Children's Hospital Colorado
Center for cancer and blood disorders
Center for cancer and blood disorders

After a Pediatric Leukemia Diagnosis: Frequently Asked Questions

When a child is diagnosed with leukemia, families go through a gamut of emotions, from grief to fear to depression to guilt. It can be overwhelming. As Bob Casey, PhD, psychologist in the Center for Cancer and Blood Disorders, likes to say, “That's a normal reaction to an abnormal situation.”

Pediatric leukemia is rare, but it's what our team deals with, day in, day out. Here are a few of the most common question they get from families coping with a new diagnosis.

Could I have prevented my child's leukemia?

No. “We really stress that parents did not do anything wrong,” says pediatric nurse care coordinator Virginia Borunda. “There’s nothing you did or didn’t do to cause this.”

In fact, childhood cancers seldom have any cause-and-effect association like the one, say, between smoking and lung cancer in adults. The unfortunate truth, says Lia Gore, MD, Chief of Pediatric Oncology and Hematology at Children's Hospital Colorado, is that, “For the vast majority of pediatric cancers, there's nothing anyone can do to prevent it.”

What caused my child’s leukemia?

The short answer is that there really is no exact answer, but it probably has to do with genetics.
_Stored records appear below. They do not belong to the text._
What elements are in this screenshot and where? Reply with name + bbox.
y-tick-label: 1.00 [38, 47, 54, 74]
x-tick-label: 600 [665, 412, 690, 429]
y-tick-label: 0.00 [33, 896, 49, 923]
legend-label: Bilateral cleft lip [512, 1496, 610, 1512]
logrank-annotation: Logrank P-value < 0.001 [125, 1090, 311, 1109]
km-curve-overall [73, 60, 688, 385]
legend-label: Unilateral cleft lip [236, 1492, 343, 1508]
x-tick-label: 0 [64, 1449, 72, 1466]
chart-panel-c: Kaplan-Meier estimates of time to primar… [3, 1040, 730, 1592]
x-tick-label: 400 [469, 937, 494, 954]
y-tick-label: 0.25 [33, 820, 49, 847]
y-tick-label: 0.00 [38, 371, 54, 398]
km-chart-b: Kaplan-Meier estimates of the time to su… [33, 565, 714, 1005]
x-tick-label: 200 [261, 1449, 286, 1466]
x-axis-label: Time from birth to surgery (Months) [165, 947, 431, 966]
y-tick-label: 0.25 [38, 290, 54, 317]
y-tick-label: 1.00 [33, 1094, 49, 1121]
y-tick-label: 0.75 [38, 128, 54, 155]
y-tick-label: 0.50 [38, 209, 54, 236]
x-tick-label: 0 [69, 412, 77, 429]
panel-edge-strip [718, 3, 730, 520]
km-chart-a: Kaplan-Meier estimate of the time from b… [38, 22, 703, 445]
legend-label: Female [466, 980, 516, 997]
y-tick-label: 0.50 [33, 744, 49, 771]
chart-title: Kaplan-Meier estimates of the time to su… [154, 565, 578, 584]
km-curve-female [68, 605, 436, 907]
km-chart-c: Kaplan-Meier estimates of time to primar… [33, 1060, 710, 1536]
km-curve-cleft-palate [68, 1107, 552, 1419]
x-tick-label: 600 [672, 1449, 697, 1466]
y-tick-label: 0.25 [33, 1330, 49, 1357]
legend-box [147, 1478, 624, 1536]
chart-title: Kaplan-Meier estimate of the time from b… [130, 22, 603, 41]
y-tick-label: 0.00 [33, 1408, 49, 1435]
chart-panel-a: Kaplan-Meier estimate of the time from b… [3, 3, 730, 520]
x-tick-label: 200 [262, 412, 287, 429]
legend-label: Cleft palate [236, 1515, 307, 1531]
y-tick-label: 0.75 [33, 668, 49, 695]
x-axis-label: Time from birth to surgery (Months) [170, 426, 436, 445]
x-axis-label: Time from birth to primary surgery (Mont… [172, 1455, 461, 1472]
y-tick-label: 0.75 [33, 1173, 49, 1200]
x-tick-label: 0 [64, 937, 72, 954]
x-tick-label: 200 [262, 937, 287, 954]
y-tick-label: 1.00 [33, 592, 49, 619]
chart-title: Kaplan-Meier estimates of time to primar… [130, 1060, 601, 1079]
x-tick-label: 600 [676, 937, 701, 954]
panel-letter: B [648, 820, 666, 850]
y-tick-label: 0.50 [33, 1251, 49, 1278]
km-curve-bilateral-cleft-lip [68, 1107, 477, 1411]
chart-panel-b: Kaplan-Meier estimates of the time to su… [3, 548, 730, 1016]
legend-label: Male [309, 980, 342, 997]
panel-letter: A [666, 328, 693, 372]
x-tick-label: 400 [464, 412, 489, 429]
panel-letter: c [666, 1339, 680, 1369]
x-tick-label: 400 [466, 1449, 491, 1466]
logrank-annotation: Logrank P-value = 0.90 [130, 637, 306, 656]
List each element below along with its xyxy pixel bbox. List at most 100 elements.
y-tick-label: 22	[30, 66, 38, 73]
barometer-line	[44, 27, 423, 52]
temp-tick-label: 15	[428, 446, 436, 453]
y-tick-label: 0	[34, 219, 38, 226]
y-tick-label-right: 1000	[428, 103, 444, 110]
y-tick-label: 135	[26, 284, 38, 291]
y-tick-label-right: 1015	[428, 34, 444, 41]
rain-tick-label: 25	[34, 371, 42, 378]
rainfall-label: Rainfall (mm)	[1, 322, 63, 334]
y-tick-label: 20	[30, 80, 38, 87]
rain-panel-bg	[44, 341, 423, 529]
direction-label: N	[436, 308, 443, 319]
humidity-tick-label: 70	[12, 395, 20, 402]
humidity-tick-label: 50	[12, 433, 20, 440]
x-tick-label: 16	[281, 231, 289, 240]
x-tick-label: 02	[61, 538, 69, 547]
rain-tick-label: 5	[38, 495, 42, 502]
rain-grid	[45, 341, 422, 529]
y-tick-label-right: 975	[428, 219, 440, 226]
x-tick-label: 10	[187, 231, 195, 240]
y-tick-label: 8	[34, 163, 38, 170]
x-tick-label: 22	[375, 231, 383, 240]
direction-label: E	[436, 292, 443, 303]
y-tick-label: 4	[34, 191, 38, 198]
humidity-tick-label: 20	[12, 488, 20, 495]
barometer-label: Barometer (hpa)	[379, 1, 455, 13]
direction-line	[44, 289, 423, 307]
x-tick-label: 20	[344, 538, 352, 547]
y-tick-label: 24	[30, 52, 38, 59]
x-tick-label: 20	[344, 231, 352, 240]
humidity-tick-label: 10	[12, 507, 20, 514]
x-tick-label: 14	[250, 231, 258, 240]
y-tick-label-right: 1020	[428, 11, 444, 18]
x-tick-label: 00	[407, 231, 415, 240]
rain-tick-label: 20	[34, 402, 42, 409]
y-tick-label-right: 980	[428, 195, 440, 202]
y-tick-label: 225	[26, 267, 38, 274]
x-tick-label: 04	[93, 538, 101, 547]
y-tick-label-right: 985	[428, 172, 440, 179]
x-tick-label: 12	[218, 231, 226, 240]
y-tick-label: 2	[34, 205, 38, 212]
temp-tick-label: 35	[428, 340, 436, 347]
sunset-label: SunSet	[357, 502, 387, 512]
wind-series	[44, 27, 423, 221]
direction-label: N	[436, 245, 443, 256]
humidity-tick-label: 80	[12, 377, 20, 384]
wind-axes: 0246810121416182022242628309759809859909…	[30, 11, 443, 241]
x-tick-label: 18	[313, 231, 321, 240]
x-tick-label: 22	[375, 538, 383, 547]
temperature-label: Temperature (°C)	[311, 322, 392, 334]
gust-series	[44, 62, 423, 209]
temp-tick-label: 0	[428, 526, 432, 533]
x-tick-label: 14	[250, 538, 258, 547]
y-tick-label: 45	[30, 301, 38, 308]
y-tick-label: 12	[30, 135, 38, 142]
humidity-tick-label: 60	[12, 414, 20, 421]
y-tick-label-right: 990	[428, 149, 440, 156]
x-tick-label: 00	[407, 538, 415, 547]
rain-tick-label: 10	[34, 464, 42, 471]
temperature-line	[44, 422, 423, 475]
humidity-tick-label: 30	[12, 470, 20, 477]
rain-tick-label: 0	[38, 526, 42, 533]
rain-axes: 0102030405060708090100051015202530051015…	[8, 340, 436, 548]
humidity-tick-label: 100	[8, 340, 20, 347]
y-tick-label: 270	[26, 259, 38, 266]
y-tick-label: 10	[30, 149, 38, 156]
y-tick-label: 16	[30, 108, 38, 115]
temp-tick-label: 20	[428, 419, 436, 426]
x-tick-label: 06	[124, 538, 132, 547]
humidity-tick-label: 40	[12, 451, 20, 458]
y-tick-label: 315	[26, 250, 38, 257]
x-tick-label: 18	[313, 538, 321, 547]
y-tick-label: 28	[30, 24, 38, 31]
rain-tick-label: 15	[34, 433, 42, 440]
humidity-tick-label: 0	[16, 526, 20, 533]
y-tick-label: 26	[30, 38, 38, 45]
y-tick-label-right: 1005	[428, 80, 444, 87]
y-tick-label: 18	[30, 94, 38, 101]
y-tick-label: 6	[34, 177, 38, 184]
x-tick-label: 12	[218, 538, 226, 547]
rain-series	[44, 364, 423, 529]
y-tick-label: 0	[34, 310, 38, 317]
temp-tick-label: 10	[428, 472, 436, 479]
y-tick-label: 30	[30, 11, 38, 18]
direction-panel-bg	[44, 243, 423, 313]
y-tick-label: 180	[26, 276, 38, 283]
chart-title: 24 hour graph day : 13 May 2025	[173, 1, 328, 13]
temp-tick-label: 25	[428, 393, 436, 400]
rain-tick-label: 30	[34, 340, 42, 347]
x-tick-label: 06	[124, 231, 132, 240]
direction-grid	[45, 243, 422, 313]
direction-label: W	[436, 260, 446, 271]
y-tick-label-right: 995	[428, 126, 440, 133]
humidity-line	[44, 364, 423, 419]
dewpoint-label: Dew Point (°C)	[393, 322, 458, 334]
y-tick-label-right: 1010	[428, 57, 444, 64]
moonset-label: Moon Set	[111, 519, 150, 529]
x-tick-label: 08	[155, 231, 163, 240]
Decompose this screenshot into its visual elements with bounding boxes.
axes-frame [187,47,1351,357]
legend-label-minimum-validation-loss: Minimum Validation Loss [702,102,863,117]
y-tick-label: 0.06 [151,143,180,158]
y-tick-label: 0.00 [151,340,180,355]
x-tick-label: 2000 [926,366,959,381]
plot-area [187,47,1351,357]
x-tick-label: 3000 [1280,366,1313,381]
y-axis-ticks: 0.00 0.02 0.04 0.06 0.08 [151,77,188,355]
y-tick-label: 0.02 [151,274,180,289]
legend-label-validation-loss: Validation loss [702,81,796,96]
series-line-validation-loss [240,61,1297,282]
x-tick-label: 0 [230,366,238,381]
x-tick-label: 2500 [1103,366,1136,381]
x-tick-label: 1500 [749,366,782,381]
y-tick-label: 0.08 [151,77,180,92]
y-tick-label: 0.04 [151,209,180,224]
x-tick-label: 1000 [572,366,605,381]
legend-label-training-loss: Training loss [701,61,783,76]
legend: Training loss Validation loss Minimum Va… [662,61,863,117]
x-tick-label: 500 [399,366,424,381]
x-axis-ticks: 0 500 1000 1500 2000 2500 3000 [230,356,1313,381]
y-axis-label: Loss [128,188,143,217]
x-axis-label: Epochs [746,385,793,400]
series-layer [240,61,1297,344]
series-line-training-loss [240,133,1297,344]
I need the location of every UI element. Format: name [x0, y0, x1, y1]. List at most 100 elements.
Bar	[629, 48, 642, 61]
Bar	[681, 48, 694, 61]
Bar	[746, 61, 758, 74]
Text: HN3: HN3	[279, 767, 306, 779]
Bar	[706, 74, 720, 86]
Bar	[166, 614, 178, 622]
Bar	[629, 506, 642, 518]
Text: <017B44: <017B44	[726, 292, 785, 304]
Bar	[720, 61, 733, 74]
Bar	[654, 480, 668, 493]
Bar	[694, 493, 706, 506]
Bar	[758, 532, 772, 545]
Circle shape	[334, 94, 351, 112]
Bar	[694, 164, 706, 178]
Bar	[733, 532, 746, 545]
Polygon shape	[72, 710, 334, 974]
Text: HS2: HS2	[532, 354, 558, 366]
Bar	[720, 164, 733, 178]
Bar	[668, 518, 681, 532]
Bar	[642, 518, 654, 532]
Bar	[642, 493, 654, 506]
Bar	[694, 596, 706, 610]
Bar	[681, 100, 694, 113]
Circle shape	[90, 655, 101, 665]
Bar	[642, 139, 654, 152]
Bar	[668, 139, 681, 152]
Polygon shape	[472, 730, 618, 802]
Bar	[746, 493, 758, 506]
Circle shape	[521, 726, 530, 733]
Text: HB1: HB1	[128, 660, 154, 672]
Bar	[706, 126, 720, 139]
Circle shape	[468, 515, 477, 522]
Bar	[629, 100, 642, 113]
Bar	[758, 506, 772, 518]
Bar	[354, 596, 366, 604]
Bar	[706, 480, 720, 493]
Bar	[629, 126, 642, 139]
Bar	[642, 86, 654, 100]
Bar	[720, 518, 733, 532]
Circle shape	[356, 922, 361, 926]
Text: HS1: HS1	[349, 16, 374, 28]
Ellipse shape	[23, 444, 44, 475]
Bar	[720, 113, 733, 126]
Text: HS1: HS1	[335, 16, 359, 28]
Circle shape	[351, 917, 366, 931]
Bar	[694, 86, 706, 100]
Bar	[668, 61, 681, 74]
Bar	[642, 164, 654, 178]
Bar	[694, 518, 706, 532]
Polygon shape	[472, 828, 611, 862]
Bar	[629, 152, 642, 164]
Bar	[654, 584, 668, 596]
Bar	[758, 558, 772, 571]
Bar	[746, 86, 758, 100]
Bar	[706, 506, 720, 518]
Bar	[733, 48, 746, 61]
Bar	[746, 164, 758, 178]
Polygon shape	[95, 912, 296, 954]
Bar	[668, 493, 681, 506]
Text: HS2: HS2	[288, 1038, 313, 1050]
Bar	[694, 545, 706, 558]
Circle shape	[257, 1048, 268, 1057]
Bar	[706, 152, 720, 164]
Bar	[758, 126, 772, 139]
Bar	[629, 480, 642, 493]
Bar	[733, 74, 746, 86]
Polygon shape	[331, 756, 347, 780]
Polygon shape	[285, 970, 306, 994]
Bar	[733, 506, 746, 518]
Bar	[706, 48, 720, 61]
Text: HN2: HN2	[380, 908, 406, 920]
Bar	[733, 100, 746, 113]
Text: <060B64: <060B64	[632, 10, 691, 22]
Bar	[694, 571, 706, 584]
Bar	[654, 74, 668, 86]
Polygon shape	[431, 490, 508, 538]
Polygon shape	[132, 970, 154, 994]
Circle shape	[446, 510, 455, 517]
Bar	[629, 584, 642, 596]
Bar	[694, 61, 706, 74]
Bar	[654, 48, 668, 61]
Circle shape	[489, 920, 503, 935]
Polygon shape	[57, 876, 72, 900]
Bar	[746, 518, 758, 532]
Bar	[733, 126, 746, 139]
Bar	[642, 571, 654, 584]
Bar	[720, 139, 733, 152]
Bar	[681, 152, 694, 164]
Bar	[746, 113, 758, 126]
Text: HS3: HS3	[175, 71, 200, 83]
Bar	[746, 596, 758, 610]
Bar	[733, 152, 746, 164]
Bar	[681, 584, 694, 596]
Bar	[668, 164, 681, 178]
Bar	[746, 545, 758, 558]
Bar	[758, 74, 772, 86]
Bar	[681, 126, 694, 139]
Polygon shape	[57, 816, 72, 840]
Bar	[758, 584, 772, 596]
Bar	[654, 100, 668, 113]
Pediatric cancer researchers like Dr. Gore are working toward answers.

“There's been some recent scientific discovery around predisposition to cancer that we’re connecting to certain genetic abnormalities or syndromes,” she says. “But that's still a small portion of pediatric cancers.”

Will my child die of leukemia?

Nobody can say for sure, but the outlook for childhood leukemia is very good. Treatment is well-established and effective, with a cure rate of close to 90%. That means 90% of kids who get leukemia and undergo treatment go on to live cancer-free lives.

What will my child's leukemia treatment look like?

Treatment for childhood leukemia lasts about 2 and a half to 3 years. Chemotherapy is given in phases, and some are more intensive than others. The first 6 to 9 months are generally the hardest, but it usually gets easier after that. In fact, for much of the course of treatment, most people who didn't know your child was undergoing chemotherapy wouldn't even guess they were sick.

That's not to say that it's easy. Leukemia treatment comes with a lot of side effects and interruptions to the family routine.

“We work with families to create monthly calendars, so they can plan for what's coming next,” says pediatric nurse care coordinator Camille Mediavilla. “That way families always know what we're going to do and why and how, and it lets us work around their schedules too. We really try to make life as normal as possible.”

Can my child still go to school and participate in activities during leukemia treatment?

In most cases, yes! Some families worry that participating in school or sports or other activities might put strain on their child and make them sicker, but the reality is that the opposite is true. Staying active makes kids healthy and happy, and that's as true for kids with cancer as kids without, at least in most cases.

During the course of cancer treatment, kids may miss school or activities here and there due to treatment schedules or, sometimes, just because they're not feeling well. They may have to adjust their level of participation in some activities, but they shouldn't bow out entirely. “We want to see kids participating as much as possible,” says Borunda, “and we'll work with families to make that happen.”

How am I supposed to deal with my child's leukemia treatment?

Leukemia is hard on families. Beyond the emotional impact of the leukemia diagnosis itself, there are the hard realities of treatment: the drain on parents' time and attention, the interruption to schedules, the financial demand. Some families have to travel a long way for treatment on a frequent basis. Sometimes kids need to go to the hospital very suddenly, which can affect parents' jobs and careers. And the treatments are expensive.

That's why the Center for Cancer and Blood Disorders' Wellness Program meets families and starts working with them immediately after diagnosis.

“The Wellness Program is designed to help families with the emotional challenges of cancer treatment,” says Dr. Casey. Through it, families work with psychologists and social workers to process their feelings and family dynamics, which are often confusing and complicated.

“We also have family navigators that can connect families to resources to take off some of that overwhelming pressure,” says Dr. Casey. “If they need help with an electric bill or a mortgage payment or even just gas to get to a visit, we can help meet those needs.”

How do I talk to my kids about leukemia?

Some families' first instinct is to try to keep their child's leukemia a secret, to protect them from the fear and anxiety the parent might be feeling. “The problem with that,” says Dr. Casey, “is that it's an impossible secret to keep. Kids are smart. They figure it out and, frequently, they assume the worst. We don't want kids worrying by themselves.”

The best approach, Dr. Casey says, is to be honest and direct in a way that's appropriate for the child’s age. For a 5-year-old, that explanation will be simpler than it will for a 17-year-old, but just as much as it depends on age, it also depends on the kid – how much they want or don't want to know.

“Most parents don't have any experience talking to kids about serious illness,” says Dr. Casey. “We can help with that.”